Baden-Württemberg ist somit das Bundesland mit dem stärksten Zuwachs bei der Zahl verarmter Kinder. Das muss man einfach auch einmal zur Kenntnis nehmen.

(Beifall bei Abgeordneten der Grünen und der SPD)

Das ist eine Schande – ich meine das wirklich – für ein so reiches Land wie Baden-Württemberg.

(Beifall bei Abgeordneten der SPD)

Vorhin ist schon angesprochen worden: Eine wachsende Anzahl von Kindern kommt ohne Frühstück in den Kindergarten oder in die Schule. Viele Kinder haben nicht die Möglichkeit, an einem warmen Mittagessen in der Schule teilzunehmen. Es geht nicht darum, dass sie nicht einmal die Fritten an der Bude um die Ecke bekommen, sondern darum, dass sie überhaupt kein warmes Essen bekommen. Da sind alle politischen Ebenen gefragt, etwas dagegen zu tun. Das geht den Bund an, das geht vor allem das Land an, und es geht die Kommunen an.

(Abg. Dieter Hillebrand CDU: Die Eltern! – Zuruf von der CDU: Und die Schulen!)

Die Grünen haben in den vergangenen Monaten schon zwei Anträge zu den Themen „Verpflegung in Kindertageseinrichtungen“ und „Schulverpflegung“ eingebracht. In den Stellungnahmen zu diesen Anträgen hat die Landesregierung festgestellt, dass eine kostenlose Verpflegung in den Tageseinrichtungen eine Chance wäre, die Nachteile, die sich aus der häuslichen Situation ergeben, abzumildern.
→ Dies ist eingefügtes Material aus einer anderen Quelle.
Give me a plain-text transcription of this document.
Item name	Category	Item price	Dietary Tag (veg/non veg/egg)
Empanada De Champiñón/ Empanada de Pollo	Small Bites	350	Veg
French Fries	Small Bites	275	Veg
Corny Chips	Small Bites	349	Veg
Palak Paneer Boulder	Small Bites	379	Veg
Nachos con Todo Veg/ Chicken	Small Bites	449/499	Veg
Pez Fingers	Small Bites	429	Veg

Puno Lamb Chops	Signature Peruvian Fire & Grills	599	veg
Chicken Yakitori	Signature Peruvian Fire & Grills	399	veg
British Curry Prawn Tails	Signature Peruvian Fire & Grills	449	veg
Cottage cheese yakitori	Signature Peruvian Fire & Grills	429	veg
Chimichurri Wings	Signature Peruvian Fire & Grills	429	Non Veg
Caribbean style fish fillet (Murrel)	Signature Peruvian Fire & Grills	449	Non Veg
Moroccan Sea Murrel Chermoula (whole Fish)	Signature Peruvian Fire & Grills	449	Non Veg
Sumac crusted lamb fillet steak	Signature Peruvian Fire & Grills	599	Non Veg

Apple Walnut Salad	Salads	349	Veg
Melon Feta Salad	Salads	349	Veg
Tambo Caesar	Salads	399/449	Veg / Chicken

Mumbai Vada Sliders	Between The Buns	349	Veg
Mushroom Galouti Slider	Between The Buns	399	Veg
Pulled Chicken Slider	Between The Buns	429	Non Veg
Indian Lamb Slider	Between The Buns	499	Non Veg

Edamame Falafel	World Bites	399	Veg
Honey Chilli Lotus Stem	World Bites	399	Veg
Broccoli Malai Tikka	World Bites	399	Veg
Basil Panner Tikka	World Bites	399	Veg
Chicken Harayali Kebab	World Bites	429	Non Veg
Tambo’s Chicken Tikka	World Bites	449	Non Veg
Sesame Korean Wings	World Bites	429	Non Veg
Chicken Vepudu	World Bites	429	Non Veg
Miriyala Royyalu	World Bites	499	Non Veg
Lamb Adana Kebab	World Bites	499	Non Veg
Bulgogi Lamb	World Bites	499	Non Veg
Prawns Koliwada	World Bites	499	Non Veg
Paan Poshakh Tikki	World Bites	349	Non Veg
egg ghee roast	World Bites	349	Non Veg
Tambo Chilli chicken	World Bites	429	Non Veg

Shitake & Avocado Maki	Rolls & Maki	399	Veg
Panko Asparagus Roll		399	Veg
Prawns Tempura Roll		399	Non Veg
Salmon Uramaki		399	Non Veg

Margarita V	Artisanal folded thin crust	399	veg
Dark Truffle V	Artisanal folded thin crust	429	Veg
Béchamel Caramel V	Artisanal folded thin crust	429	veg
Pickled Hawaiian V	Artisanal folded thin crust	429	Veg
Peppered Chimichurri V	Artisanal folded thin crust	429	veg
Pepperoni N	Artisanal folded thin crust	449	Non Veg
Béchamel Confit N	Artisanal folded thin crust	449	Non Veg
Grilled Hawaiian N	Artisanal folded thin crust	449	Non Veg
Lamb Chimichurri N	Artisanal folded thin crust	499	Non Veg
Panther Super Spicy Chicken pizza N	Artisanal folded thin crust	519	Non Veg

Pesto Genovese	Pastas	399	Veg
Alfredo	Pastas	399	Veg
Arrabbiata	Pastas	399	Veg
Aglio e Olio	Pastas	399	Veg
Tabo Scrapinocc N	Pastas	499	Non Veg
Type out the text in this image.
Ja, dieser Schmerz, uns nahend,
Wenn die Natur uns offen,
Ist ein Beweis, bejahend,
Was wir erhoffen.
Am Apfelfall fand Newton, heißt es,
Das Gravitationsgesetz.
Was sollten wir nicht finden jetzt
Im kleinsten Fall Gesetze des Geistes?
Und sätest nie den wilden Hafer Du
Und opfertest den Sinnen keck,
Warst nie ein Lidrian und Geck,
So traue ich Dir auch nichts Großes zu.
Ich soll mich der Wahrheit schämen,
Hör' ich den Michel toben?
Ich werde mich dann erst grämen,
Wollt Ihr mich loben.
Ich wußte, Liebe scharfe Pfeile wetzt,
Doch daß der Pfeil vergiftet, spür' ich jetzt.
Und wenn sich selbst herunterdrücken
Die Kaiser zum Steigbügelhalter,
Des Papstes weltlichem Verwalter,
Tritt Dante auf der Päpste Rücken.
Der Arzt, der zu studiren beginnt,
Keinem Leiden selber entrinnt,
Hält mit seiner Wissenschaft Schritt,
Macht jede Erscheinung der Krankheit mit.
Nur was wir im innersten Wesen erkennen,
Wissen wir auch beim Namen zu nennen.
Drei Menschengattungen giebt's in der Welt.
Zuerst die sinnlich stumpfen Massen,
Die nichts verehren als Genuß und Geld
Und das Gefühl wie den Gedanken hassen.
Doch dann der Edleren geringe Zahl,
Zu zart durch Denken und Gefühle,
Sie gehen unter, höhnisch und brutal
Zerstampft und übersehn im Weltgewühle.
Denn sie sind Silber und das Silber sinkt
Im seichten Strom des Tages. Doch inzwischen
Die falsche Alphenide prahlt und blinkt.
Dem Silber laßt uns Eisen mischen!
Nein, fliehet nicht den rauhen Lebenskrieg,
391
In der Stellungnahme zu dem Antrag Drucksache 14/1317 stellt das Ministerium für Ernährung und Ländlichen Raum fest:

Schulen sind nicht nur Orte des Lernens, sondern auch Orte des Lebens und können die gesunde Entwicklung von Kindern und Jugendlichen unterstützen oder aber ent sprechende familiäre Defizite kompensieren. Die Schule hat somit einen Erziehungs- und Fürsorgeauftrag im Hin blick auf Ernährung und Gesundheit von Schülerinnen und Schülern.

Dieser Erziehungs- und Fürsorgeauftrag beinhaltet aber auch, dass sich das Land dafür engagiert und nicht das „Zuständigkeitspingpong“ zwischen Land und Kommunen spielt. Ich nehme Ministerpräsident Oettinger beim Wort. Wenn er gemeinsam mit den Kommunen ein Paket schnüren möchte, dann müsste er eigentlich den intelligenten Vorschlägen, die gefordert waren und die wir Grünen jetzt vorgelegt haben, zustimmen. Wir haben hierzu zwei parlamentarische Initiativen auf den Weg gebracht.
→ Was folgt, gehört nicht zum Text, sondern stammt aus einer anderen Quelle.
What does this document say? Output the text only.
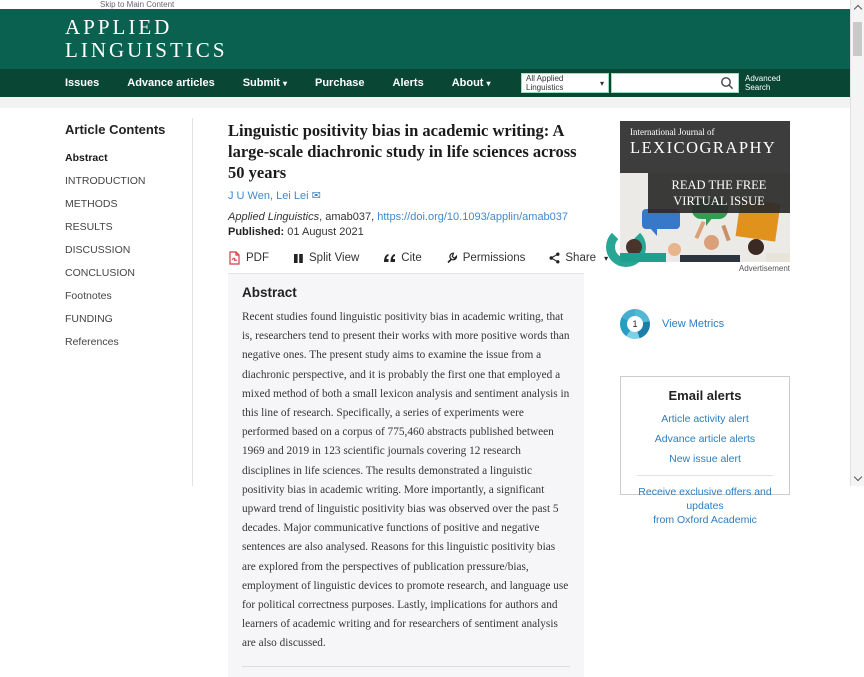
Skip to Main Content
APPLIED
LINGUISTICS
Issues	Advance articles	Submit ▾	Purchase	Alerts	About ▾
All Applied Linguistics	▾	Advanced
Search
Article Contents
Abstract
INTRODUCTION
METHODS
RESULTS
DISCUSSION
CONCLUSION
Footnotes
FUNDING
References
Linguistic positivity bias in academic writing: A large-scale diachronic study in life sciences across 50 years
J U Wen, Lei Lei ✉
Applied Linguistics, amab037, https://doi.org/10.1093/applin/amab037
Published: 01 August 2021
PDF	Split View	Cite	Permissions	Share ▾
Abstract
Recent studies found linguistic positivity bias in academic writing, that is, researchers tend to present their works with more positive words than negative ones. The present study aims to examine the issue from a diachronic perspective, and it is probably the first one that employed a mixed method of both a small lexicon analysis and sentiment analysis in this line of research. Specifically, a series of experiments were performed based on a corpus of 775,460 abstracts published between 1969 and 2019 in 123 scientific journals covering 12 research disciplines in life sciences. The results demonstrated a linguistic positivity bias in academic writing. More importantly, a significant upward trend of linguistic positivity bias was observed over the past 5 decades. Major communicative functions of positive and negative sentences are also analysed. Reasons for this linguistic positivity bias are explored from the perspectives of publication pressure/bias, employment of linguistic devices to promote research, and language use for political correctness purposes. Lastly, implications for authors and learners of academic writing and for researchers of sentiment analysis are also discussed.
International Journal of
LEXICOGRAPHY
READ THE FREE
VIRTUAL ISSUE
Advertisement
1	View Metrics
Email alerts
Article activity alert
Advance article alerts
New issue alert
Receive exclusive offers and updates
from Oxford Academic
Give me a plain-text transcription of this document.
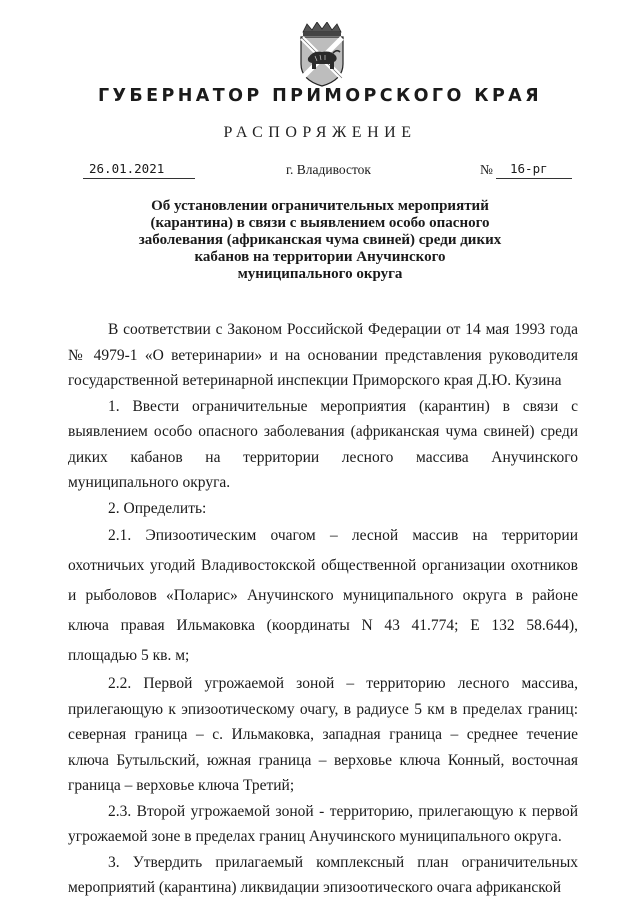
ГУБЕРНАТОР ПРИМОРСКОГО КРАЯ
РАСПОРЯЖЕНИЕ
26.01.2021	г. Владивосток	№	16-рг
Об установлении ограничительных мероприятий
(карантина) в связи с выявлением особо опасного
заболевания (африканская чума свиней) среди диких
кабанов на территории Анучинского
муниципального округа

В соответствии с Законом Российской Федерации от 14 мая 1993 года № 4979-1 «О ветеринарии» и на основании представления руководителя государственной ветеринарной инспекции Приморского края Д.Ю. Кузина

1. Ввести ограничительные мероприятия (карантин) в связи с выявлением особо опасного заболевания (африканская чума свиней) среди диких кабанов на территории лесного массива Анучинского муниципального округа.

2. Определить:

2.1. Эпизоотическим очагом – лесной массив на территории охотничьих угодий Владивостокской общественной организации охотников и рыболовов «Поларис» Анучинского муниципального округа в районе ключа правая Ильмаковка (координаты N 43 41.774; E 132 58.644), площадью 5 кв. м;

2.2. Первой угрожаемой зоной – территорию лесного массива, прилегающую к эпизоотическому очагу, в радиусе 5 км в пределах границ: северная граница – с. Ильмаковка, западная граница – среднее течение ключа Бутыльский, южная граница – верховье ключа Конный, восточная граница – верховье ключа Третий;

2.3. Второй угрожаемой зоной - территорию, прилегающую к первой угрожаемой зоне в пределах границ Анучинского муниципального округа.

3. Утвердить прилагаемый комплексный план ограничительных мероприятий (карантина) ликвидации эпизоотического очага африканской
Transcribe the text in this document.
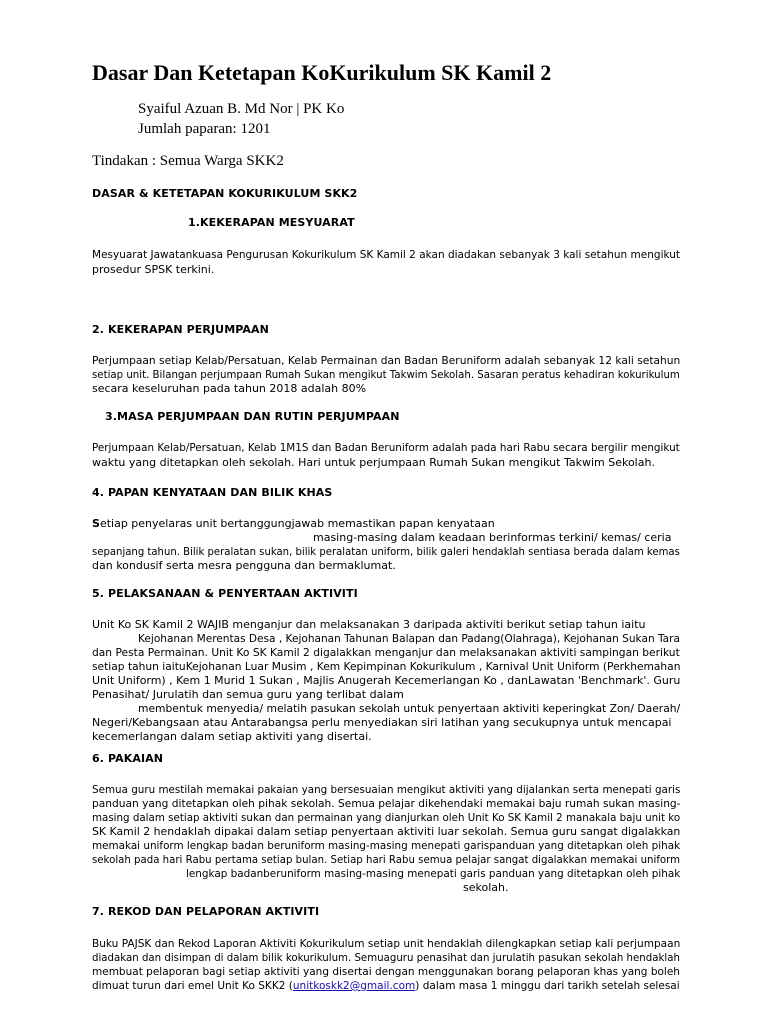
Dasar Dan Ketetapan KoKurikulum SK Kamil 2
Syaiful Azuan B. Md Nor | PK Ko
Jumlah paparan: 1201
Tindakan : Semua Warga SKK2
DASAR & KETETAPAN KOKURIKULUM SKK2
1.KEKERAPAN MESYUARAT
Mesyuarat Jawatankuasa Pengurusan Kokurikulum SK Kamil 2 akan diadakan sebanyak 3 kali setahun mengikut
prosedur SPSK terkini.
2. KEKERAPAN PERJUMPAAN
Perjumpaan setiap Kelab/Persatuan, Kelab Permainan dan Badan Beruniform adalah sebanyak 12 kali setahun
setiap unit. Bilangan perjumpaan Rumah Sukan mengikut Takwim Sekolah. Sasaran peratus kehadiran kokurikulum
secara keseluruhan pada tahun 2018 adalah 80%
3.MASA PERJUMPAAN DAN RUTIN PERJUMPAAN
Perjumpaan Kelab/Persatuan, Kelab 1M1S dan Badan Beruniform adalah pada hari Rabu secara bergilir mengikut
waktu yang ditetapkan oleh sekolah. Hari untuk perjumpaan Rumah Sukan mengikut Takwim Sekolah.
4. PAPAN KENYATAAN DAN BILIK KHAS
Setiap penyelaras unit bertanggungjawab memastikan papan kenyataan
masing-masing dalam keadaan berinformas terkini/ kemas/ ceria
sepanjang tahun. Bilik peralatan sukan, bilik peralatan uniform, bilik galeri hendaklah sentiasa berada dalam kemas
dan kondusif serta mesra pengguna dan bermaklumat.
5. PELAKSANAAN & PENYERTAAN AKTIVITI
Unit Ko SK Kamil 2 WAJIB menganjur dan melaksanakan 3 daripada aktiviti berikut setiap tahun iaitu
Kejohanan Merentas Desa , Kejohanan Tahunan Balapan dan Padang(Olahraga), Kejohanan Sukan Tara
dan Pesta Permainan. Unit Ko SK Kamil 2 digalakkan menganjur dan melaksanakan aktiviti sampingan berikut
setiap tahun iaituKejohanan Luar Musim , Kem Kepimpinan Kokurikulum , Karnival Unit Uniform (Perkhemahan
Unit Uniform) , Kem 1 Murid 1 Sukan , Majlis Anugerah Kecemerlangan Ko , danLawatan 'Benchmark'. Guru
Penasihat/ Jurulatih dan semua guru yang terlibat dalam
membentuk menyedia/ melatih pasukan sekolah untuk penyertaan aktiviti keperingkat Zon/ Daerah/
Negeri/Kebangsaan atau Antarabangsa perlu menyediakan siri latihan yang secukupnya untuk mencapai
kecemerlangan dalam setiap aktiviti yang disertai.
6. PAKAIAN
Semua guru mestilah memakai pakaian yang bersesuaian mengikut aktiviti yang dijalankan serta menepati garis
panduan yang ditetapkan oleh pihak sekolah. Semua pelajar dikehendaki memakai baju rumah sukan masing-
masing dalam setiap aktiviti sukan dan permainan yang dianjurkan oleh Unit Ko SK Kamil 2 manakala baju unit ko
SK Kamil 2 hendaklah dipakai dalam setiap penyertaan aktiviti luar sekolah. Semua guru sangat digalakkan
memakai uniform lengkap badan beruniform masing-masing menepati garispanduan yang ditetapkan oleh pihak
sekolah pada hari Rabu pertama setiap bulan. Setiap hari Rabu semua pelajar sangat digalakkan memakai uniform
lengkap badanberuniform masing-masing menepati garis panduan yang ditetapkan oleh pihak
sekolah.
7. REKOD DAN PELAPORAN AKTIVITI
Buku PAJSK dan Rekod Laporan Aktiviti Kokurikulum setiap unit hendaklah dilengkapkan setiap kali perjumpaan
diadakan dan disimpan di dalam bilik kokurikulum. Semuaguru penasihat dan jurulatih pasukan sekolah hendaklah
membuat pelaporan bagi setiap aktiviti yang disertai dengan menggunakan borang pelaporan khas yang boleh
dimuat turun dari emel Unit Ko SKK2 (unitkoskk2@gmail.com) dalam masa 1 minggu dari tarikh setelah selesai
Zum einen fordern wir die Einrichtung eines Sozialfonds, wie ihn andere Länder wie Rheinland-Pfalz, Niedersachsen und das Saarland schon haben, mit einem Volumen von 6 Millionen € für die Laufzeit von zwei Jahren. Nur Kommunen, die sich an einem kostenlosen Essen beteiligen, haben die Möglichkeit, Zuschüsse zu beantragen. Der Eigenanteil der Eltern an den Kosten für die warme Mahlzeit soll 1 € betragen. Den Rest der Summe teilen sich Land und Kommune auf: Das Land übernimmt zwei Drittel der Kosten, die Kommune ein Drittel der Kosten. Den Kommunen ist es freigestellt, den Eigenanteil der Eltern von 1 € zu übernehmen.
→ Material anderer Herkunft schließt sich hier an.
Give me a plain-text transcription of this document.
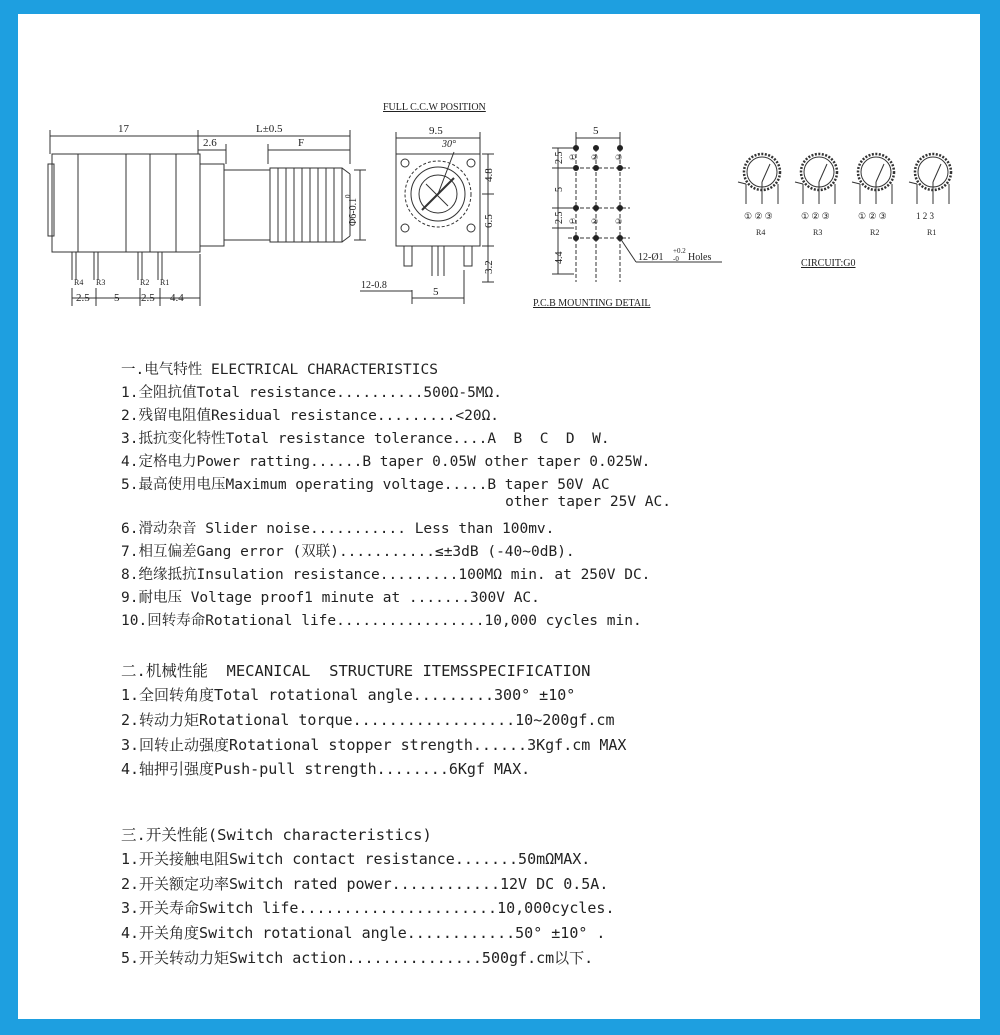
17	L±0.5
2.6	F
Φ6-0.1
0
R4 R3	R2 R1
2.5 5 2.5 4.4
FULL C.C.W POSITION
9.5
30°
4.8
6.5
3.2
12-0.8
5
5
2.5
5
2.5
4.4
① ② ③
① ② ③
12-Ø1
+0.2
-0 Holes
P.C.B MOUNTING DETAIL
① ② ③
R4
① ② ③
R3
① ② ③
R2
1 2 3
R1
CIRCUIT:G0
一.电气特性 ELECTRICAL CHARACTERISTICS
1.全阻抗值Total resistance..........500Ω-5MΩ.
2.残留电阻值Residual resistance.........<20Ω.
3.抵抗变化特性Total resistance tolerance....A  B  C  D  W.
4.定格电力Power ratting......B taper 0.05W other taper 0.025W.
5.最高使用电压Maximum operating voltage.....B taper 50V AC
other taper 25V AC.
6.滑动杂音 Slider noise........... Less than 100mv.
7.相互偏差Gang error (双联)...........≤±3dB (-40~0dB).
8.绝缘抵抗Insulation resistance.........100MΩ min. at 250V DC.
9.耐电压 Voltage proof1 minute at .......300V AC.
10.回转寿命Rotational life.................10,000 cycles min.
二.机械性能  MECANICAL  STRUCTURE ITEMSSPECIFICATION
1.全回转角度Total rotational angle.........300° ±10°
2.转动力矩Rotational torque..................10~200gf.cm
3.回转止动强度Rotational stopper strength......3Kgf.cm MAX
4.轴押引强度Push-pull strength........6Kgf MAX.
三.开关性能(Switch characteristics)
1.开关接触电阻Switch contact resistance.......50mΩMAX.
2.开关额定功率Switch rated power............12V DC 0.5A.
3.开关寿命Switch life......................10,000cycles.
4.开关角度Switch rotational angle............50° ±10° .
5.开关转动力矩Switch action...............500gf.cm以下.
Das wäre eine sinnvolle, eine intelligente Möglichkeit, das Problem „Hunger an den Schulen“ – kein Kind darf hungrig in die Schule kommen – zu bekämpfen.

(Beifall bei den Grünen)

Die zweite Initiative, die wir auf den Weg gebracht haben, begehrt eine Bundesratsinitiative. Da geht es um die Erhöhung der Regelsätze für Kinder. Sie wissen, der Hartz-IV-Regelsatz für Kinder beträgt 208 €; somit sind umgerechnet 2,57 € am

Tag für Ernährung vorgesehen. Das Geld reicht nicht einmal aus für eine warme Mahlzeit, geschweige denn für ein gesundes Essen.

Ich glaube, dieses Paket ist tatsächlich ein Weg, wie man Armut bekämpfen und verhindern kann. In der Tat sollte sich ein reiches Land wie Baden-Württemberg vor der Aufgabe, Armut zu bekämpfen und zu verhindern, nicht drücken und sollte Geld in die Hand nehmen, um etwas dagegen zu tun. Das ist sinnvoller, als ca. 51 Millionen € in die Gewährleistung eines kostenlosen verpflichtenden letzten Kindergartenjahres zu stecken.

Danke schön.

(Beifall bei den Grünen)

Das Wort erteile ich Herrn Abg. Dr. Noll.

Herr Präsident, Kolleginnen und Kollegen! Liebe Kollegin Wonnay, ich stimme an manchen Stellen mit Ihnen überein. Aber angesichts der Vielzahl der Maßnahmen, die wir derzeit gemeinsam mit den Kommunen – übrigens gemeinsam mit dem Ehrenamt, mit den Vereinen – begonnen haben, um Familien in ihrer Erziehungsfähigkeit zu stärken, sollte man nicht so nonchalant sagen, das sei alles Etikettenschwindel.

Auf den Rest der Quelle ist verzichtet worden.